McGuinness saw club conflict linked to Donegal success
NO INTER-COUNTY manager of recent vintage plunged himself deeper into the muddy trenches of club v county conflict as Jim McGuinness. Through his four years as Donegal boss, McGuinness regarded his as a war of necessity rather than one of choice.
In his autobiography, ‘Until Victory Always’, McGuinness isolated the “key moment” at which he felt Donegal’s 2013 campaign had been compromised “when our own county board held a fixtures forum in early January and decided to play the club championship during the Ulster and All-Ireland championship.”
McGuinness’s frustration was two-fold.
Firstly, that the county board had proposed and agreed a set of club fixtures that ran concurrently with Donegal’s attempt to retain Sam Maguire. But secondly, that he wasn’t invited to – or even made aware of – said meeting.
The practice of inter-county managers directly addressing club delegates in their natural habitat isn’t a particularly common one.
Most communicate regularly with one or two officials but remain broadly detached from the body politic of county administration.
During his reign, McGuinness delivered a bi-annual report to club representatives, frequently using these opportunities to influence decision-makers.
It would have been interesting to eavesdrop on some of the phone calls that passed between county board chairmen and their managers over the weekend following Croke Park’s volte-face over punishment for fresh breaches of the club window training ban.

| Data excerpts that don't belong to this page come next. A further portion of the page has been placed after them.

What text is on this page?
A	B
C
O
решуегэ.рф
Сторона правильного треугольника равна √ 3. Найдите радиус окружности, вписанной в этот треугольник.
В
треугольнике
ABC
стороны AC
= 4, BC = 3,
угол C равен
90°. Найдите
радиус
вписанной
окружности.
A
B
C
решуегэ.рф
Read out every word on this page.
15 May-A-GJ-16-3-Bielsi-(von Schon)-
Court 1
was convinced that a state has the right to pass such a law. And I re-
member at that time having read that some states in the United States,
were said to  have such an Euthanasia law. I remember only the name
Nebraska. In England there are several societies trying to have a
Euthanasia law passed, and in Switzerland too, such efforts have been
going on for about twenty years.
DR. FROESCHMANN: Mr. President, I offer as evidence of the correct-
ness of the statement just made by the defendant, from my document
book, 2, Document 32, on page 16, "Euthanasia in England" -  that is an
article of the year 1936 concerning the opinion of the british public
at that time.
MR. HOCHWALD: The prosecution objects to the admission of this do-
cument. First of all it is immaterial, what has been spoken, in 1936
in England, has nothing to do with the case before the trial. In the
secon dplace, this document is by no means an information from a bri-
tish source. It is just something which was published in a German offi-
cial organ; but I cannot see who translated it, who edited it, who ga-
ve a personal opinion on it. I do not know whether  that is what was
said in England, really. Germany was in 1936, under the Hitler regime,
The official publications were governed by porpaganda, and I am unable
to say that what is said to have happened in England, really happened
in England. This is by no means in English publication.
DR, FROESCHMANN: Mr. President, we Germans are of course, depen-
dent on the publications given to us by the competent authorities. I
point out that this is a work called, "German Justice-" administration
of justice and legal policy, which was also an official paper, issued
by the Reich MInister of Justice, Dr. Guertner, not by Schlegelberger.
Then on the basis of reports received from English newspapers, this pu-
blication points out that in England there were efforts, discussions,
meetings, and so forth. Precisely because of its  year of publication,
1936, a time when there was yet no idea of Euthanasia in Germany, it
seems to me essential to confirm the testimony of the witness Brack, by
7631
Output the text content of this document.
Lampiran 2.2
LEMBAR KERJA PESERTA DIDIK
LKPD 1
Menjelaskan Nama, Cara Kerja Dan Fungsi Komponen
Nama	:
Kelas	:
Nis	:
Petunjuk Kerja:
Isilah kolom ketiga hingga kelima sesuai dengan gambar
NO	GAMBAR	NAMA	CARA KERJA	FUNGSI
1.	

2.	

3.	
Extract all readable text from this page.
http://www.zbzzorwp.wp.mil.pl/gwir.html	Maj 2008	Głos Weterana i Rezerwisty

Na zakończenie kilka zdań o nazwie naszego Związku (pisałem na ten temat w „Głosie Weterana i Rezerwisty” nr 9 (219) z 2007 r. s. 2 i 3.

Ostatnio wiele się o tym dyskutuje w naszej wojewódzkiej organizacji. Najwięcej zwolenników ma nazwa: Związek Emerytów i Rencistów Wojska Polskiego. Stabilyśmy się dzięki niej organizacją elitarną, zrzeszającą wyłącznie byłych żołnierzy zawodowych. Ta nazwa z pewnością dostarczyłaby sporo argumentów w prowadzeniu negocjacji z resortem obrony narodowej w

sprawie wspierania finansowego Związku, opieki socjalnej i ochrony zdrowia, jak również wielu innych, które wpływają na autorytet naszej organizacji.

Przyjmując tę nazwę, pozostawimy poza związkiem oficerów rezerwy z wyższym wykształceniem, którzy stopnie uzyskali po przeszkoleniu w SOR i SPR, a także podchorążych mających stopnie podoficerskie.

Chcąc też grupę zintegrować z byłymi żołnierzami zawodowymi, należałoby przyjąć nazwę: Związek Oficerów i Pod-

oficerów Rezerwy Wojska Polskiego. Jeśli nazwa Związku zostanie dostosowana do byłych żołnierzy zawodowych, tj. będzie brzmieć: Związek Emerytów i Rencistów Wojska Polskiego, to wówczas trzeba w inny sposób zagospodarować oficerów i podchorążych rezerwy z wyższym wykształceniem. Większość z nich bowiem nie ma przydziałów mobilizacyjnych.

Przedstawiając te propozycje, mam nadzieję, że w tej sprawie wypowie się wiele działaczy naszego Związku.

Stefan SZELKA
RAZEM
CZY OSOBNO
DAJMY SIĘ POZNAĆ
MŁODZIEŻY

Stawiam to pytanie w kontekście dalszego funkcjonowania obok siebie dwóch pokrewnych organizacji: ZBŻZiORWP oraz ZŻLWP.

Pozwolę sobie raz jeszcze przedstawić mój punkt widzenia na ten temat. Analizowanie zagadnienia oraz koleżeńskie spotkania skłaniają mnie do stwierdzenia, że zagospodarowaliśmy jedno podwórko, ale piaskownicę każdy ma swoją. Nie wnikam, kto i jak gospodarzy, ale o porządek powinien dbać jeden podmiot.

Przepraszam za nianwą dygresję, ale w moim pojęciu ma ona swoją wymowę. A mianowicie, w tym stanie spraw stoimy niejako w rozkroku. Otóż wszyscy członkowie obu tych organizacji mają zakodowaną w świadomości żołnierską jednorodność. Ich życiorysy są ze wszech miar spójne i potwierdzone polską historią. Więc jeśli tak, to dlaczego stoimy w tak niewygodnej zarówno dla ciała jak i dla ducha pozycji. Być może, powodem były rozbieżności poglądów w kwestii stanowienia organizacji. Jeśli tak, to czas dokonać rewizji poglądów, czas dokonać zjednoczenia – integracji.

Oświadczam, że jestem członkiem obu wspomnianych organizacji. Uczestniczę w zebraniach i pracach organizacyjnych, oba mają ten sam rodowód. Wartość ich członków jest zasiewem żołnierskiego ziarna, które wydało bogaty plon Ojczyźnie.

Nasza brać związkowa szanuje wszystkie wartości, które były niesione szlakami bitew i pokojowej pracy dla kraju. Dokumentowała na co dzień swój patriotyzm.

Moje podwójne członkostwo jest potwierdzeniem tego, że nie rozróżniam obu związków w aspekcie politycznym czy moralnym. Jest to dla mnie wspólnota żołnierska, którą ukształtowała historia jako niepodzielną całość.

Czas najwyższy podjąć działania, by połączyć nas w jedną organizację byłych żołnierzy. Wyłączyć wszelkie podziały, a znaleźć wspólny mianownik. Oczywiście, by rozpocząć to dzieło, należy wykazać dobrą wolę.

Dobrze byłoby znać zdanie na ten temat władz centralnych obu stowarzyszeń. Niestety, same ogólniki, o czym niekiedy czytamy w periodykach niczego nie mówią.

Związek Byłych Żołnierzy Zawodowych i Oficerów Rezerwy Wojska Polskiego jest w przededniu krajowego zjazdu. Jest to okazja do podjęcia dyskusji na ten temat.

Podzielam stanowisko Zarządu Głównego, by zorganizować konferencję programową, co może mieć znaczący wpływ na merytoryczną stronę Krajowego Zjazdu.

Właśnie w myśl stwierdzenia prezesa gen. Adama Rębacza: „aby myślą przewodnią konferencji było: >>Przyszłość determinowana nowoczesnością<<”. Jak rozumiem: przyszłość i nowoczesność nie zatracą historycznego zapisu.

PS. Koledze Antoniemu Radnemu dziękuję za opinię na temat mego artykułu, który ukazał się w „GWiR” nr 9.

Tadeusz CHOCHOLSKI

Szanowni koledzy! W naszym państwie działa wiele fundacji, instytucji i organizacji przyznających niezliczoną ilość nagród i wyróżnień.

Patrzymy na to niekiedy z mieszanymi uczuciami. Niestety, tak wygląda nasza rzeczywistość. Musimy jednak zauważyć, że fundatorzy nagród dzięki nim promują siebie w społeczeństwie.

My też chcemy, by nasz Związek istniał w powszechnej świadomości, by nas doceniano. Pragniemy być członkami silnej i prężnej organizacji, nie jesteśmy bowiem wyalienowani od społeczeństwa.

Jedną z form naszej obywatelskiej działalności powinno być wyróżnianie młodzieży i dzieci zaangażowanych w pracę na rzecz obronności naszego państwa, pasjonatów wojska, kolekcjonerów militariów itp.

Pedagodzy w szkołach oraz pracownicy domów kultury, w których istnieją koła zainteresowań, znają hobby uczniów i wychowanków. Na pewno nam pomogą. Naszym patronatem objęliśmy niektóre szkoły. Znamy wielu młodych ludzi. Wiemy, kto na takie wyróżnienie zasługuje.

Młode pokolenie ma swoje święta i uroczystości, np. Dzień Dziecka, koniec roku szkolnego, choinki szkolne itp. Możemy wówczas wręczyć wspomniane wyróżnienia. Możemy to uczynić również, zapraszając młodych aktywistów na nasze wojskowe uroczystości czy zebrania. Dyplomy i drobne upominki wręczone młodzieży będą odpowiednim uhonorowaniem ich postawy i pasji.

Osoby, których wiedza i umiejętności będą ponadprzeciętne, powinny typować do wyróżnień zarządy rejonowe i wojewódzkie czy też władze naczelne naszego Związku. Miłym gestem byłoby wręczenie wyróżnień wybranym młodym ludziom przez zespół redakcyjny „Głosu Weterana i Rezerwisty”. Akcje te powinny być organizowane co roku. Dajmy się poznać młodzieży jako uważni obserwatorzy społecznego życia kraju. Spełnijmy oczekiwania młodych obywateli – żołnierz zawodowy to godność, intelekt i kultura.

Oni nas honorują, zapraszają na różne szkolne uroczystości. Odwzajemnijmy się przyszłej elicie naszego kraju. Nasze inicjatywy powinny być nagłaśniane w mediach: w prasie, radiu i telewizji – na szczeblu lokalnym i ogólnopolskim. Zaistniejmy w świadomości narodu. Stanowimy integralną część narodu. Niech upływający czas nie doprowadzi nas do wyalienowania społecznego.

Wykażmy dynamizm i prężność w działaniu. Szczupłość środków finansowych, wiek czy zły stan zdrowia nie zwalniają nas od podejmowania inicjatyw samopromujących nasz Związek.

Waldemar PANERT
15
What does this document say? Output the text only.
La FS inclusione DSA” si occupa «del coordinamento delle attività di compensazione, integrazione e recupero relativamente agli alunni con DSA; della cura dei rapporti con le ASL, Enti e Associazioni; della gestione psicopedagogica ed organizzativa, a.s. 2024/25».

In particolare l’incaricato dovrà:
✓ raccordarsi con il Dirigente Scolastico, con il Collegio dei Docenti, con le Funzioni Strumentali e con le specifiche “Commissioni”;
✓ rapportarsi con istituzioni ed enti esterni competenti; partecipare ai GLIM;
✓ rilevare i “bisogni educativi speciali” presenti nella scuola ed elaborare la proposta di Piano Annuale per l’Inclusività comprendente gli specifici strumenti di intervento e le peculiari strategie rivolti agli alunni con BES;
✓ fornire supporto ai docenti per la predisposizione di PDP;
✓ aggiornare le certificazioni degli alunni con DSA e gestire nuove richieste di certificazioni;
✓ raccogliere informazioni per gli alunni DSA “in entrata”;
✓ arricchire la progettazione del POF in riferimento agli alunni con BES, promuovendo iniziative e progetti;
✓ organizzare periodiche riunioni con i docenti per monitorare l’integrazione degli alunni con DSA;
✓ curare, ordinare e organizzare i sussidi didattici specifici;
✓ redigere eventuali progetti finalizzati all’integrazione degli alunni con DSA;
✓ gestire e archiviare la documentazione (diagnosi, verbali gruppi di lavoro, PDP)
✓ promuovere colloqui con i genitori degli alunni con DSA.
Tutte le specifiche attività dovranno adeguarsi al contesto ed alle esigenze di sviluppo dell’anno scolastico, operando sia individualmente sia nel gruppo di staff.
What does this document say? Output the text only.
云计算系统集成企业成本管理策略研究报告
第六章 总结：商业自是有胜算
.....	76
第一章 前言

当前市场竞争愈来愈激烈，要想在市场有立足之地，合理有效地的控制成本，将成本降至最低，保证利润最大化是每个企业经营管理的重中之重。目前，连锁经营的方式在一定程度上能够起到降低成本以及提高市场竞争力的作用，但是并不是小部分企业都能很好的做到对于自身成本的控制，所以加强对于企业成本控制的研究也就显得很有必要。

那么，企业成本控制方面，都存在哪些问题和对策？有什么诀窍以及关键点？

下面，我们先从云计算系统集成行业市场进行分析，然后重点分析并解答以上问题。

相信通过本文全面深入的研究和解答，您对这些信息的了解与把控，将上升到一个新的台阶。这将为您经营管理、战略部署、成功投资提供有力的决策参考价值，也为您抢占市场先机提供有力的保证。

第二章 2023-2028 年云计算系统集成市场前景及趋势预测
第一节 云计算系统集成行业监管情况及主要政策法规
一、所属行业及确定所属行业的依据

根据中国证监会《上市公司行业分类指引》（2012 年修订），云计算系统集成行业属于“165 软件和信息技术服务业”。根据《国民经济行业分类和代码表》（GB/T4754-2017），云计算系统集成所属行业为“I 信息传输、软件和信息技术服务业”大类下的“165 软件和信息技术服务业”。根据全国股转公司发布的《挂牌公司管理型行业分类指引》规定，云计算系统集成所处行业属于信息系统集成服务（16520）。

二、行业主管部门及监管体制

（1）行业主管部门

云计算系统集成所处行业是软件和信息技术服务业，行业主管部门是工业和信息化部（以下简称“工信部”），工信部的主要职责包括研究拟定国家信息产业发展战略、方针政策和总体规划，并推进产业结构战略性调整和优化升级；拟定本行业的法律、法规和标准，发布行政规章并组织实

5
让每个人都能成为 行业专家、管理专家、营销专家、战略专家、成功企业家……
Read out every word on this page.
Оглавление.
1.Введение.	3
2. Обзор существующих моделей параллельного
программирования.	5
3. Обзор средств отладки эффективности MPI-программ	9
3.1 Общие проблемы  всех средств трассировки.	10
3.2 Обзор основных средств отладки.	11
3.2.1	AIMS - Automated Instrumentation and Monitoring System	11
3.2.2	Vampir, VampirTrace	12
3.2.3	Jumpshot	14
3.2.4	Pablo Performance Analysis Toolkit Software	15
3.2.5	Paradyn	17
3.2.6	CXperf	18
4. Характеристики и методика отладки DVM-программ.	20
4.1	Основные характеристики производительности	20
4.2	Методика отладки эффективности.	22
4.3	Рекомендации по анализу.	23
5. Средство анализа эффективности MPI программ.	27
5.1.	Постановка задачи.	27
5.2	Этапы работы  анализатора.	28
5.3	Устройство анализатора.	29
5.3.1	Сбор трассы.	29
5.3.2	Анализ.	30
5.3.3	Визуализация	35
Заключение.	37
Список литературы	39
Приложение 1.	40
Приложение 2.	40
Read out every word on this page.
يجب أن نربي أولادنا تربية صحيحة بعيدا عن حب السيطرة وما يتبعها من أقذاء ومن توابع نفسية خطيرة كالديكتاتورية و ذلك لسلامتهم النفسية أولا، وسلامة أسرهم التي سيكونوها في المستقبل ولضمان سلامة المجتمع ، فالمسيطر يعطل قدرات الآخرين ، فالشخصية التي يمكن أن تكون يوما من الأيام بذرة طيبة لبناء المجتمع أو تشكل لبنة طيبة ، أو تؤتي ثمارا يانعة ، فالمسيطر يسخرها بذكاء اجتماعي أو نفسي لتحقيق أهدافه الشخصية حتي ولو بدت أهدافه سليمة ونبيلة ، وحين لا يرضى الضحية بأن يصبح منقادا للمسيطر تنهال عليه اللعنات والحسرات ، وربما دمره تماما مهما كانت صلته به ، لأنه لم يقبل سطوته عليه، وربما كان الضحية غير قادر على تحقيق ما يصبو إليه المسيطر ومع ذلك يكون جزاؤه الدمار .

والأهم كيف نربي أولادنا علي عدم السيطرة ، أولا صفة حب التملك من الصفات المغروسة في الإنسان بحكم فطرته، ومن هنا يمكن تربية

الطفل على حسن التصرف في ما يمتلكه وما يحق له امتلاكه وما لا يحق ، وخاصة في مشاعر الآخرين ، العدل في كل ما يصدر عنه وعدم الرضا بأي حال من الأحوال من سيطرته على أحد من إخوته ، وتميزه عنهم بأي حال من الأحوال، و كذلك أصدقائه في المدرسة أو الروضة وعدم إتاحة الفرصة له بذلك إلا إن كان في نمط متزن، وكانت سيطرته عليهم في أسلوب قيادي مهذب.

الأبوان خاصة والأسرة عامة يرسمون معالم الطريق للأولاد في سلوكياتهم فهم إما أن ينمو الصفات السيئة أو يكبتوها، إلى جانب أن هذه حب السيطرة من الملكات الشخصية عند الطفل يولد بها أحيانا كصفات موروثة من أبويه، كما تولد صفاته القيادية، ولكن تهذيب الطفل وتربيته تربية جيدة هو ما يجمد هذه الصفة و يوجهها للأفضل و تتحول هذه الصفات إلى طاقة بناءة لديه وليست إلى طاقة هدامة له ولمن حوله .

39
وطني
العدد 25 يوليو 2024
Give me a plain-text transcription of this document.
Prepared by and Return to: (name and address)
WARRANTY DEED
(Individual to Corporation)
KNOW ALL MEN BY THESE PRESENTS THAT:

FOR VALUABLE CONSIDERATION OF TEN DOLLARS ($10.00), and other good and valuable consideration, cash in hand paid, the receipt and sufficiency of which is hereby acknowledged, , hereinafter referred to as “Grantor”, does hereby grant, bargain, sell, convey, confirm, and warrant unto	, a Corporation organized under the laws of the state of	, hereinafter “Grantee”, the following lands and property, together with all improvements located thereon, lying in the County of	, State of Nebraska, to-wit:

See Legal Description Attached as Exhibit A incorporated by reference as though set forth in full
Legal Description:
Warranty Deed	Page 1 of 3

By anecdotal consensus, most county setups have engaged in some form of training since the end of Covid lockdown. By similar concord, the vast majority have now returned those players to their clubs ahead of the July 17 resumption of competitive activity. Invariably, some were intending to do so anyway, having planned a block of training before the club restart.
Others are known to have already come under pressure from the county’s clubs prior to last Friday’s U-turn by Croke Park.
It’s entirely possible that some teams will continue to train through the club window. And there may be managers who justify this by speculating that rivals are doing the same.
But acceptance of this restriction now appears widespread and as Clare football boss Colm Collins asserted on these pages last week, it’s not wise to “tar everybody with the same brush” in this regard.
Still, it’s unlikely that there are many members of the inter-county management fraternity who see the wisdom in players being prevented from training collectively after their club involvement has ended, before the September 14 inter-county restart date.
Fewer again will expect much credit for obeying restrictions on training if their team underperforms in the GAA’s inter-county winter Olympics later this year.
None of this tension is new or in any way surprising. Any concession to inter-county managers is effectively a tax on clubs.
Acquiescence to clubs is inconvenience to county managers.
Croke Park’s attempts to legislate have, until now at least, been treated as those GAA rules that are acceptable to break so long as nobody draws any attention to themselves.
The example of McGuinness in Donegal isn’t applicable here.
In 2013, he went to war with elements of a county board who had the autonomy to consent to his wishes and, as McGuinness saw it, serve his team’s needs. Nobody was in breach of any GAA rule.
But the perception of one faction receiving priority over another forms the basic jist here too.
The Donegal clubs’ refusal to yield that year was interpreted by McGuinness as a power-grab which he felt ultimately cost the county team the chance to do themselves justice as All-Ireland champions.
“And it destroyed us,” he maintained. “They destroyed us.”
The previous year, 2012, McGuinness himself had successfully made “two direct pleas to the club delegates asking to have our club games put back”.
He sold this on his contention that Donegal “had a chance to do something exceptional” that summer.
“I believed Donegal could go back-to-back in Ulster for the first time ever, and go on to win the AllIreland.”
So it would prove. The victims of this scheduling were predictable.
In another chapter of his book, McGuinness recalled the subsequent club championship games being played “deep in mid-winter”.
“It wasn’t a perfect situation for the clubs,” he admitted. “But we did have the Sam Maguire. That vindicated the decision.”
When it comes to winning AllIrelands, the end has always justified the means.